As we’ve discussed over the last few seasons, Torres is more dangerous when he is in attack mode at the plate rather than on the defensive. He opted for a more selective approach in 2020 and 2021, walking at a double-digit clip across the two season, but saw his overall production plummet as he failed to do damage on hittable pitches in the zone. Then in 2022, he returned to the more proactive approach of his first two seasons.
As a result of this more aggressive tact, Torres posted career-bests in exit velocity, hard-hit rate, barrel rate, and expected slugging, finishing in the top quartile league-wide for each metric. And after practically forgetting how to hit the fastball in 2021 (-15 run value), he returned to punishing the pitch in 2022 (+7 run value). As you might expect, the uptick in swing rate did also bring about a career-worst in walk rate.
It’s frustrating that he’s an either/or hitter when it comes to slug and patience. You dream of a scenario where he marries the skills and all of a sudden you’re looking at 130 wRC+, four-ish win player. Forced to choose between two, we’ll take the more aggressive Torres as 2020 and 2021 tell us.
All this being said, Torres’ fate could already be sealed, turning 2023 into something of a lame duck campaign for the 26-year-old. Yankees managing partner Hal Steinbrenner has said multiple times that he envisions Volpe and Peraza as the middle infield of the future for the Yankees. Unsurprisingly, this has generated ample trade speculation from those hoping to solve New York’s infield logjam.
The Yankees have as many as five players who could man the keystone in Torres, Volpe, Peraza, DJ LeMahieu, and Isiah Kiner-Falefa. They would likely prefer to move Kiner-Falefa — owed $6 million in his walk year. However, if they are interested in maximizing their return, Torres is the more attractive candidate. He’s owed a bit more — $9.95 million after avoiding arbitration for 2023 — but comes with an extra year of team control and is the clearly superior player.

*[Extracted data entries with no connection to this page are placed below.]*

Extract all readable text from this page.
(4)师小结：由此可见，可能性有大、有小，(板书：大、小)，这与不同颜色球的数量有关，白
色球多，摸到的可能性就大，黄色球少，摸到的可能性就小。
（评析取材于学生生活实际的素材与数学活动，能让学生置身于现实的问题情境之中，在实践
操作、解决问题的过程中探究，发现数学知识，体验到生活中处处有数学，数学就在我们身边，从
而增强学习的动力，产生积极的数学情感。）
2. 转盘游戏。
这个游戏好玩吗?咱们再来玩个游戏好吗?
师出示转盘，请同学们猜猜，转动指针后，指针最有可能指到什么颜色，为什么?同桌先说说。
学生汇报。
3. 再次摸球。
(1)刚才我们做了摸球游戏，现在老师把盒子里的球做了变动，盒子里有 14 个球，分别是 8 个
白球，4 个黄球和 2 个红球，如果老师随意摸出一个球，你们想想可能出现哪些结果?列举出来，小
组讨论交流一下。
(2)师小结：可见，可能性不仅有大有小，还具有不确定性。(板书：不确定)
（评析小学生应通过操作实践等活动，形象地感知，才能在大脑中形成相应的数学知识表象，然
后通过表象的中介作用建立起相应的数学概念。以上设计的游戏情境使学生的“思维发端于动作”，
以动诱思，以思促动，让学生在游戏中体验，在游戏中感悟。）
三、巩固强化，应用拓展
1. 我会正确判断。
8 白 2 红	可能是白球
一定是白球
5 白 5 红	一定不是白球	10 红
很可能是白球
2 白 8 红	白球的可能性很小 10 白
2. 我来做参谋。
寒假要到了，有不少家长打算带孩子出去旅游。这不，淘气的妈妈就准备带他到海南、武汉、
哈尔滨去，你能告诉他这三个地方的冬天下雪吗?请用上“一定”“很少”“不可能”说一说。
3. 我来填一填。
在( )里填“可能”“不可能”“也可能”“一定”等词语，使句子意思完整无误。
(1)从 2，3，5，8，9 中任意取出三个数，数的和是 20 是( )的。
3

It’s hard to know what the Yankees’ plans are for Gleyber Torres. Only three years ago we were talking about him as a cornerstone of the franchise. He may find himself on the bench Opening Day for the second season in a row, and it’s uncertain how long he’ll be around in the weeks that follow. For what it’s worth, ZiPS believes he will be the everyday starter at second, appearing in 143 games with a 117 wRC+, 22 home runs, and 3.2 fWAR. A season with 20-25 home runs and roughly league-average defense is right in line with his rookie and 2022 campaigns.
As the timing of his own debut teaches us, his job may not be in immediate jeopardy should the Yankees have an eye toward manipulating Volpe’s service time. All he can do is try to win every at-bat in the early weeks of the season and hope the results speak for themselves. At the end of the day, the Yankees roster is in a better place with him on it than without him, and as he’s shown in previous postseasons, he could be a key factor in the Yankees’ push for their first appearance in the Fall Classic in 14 years.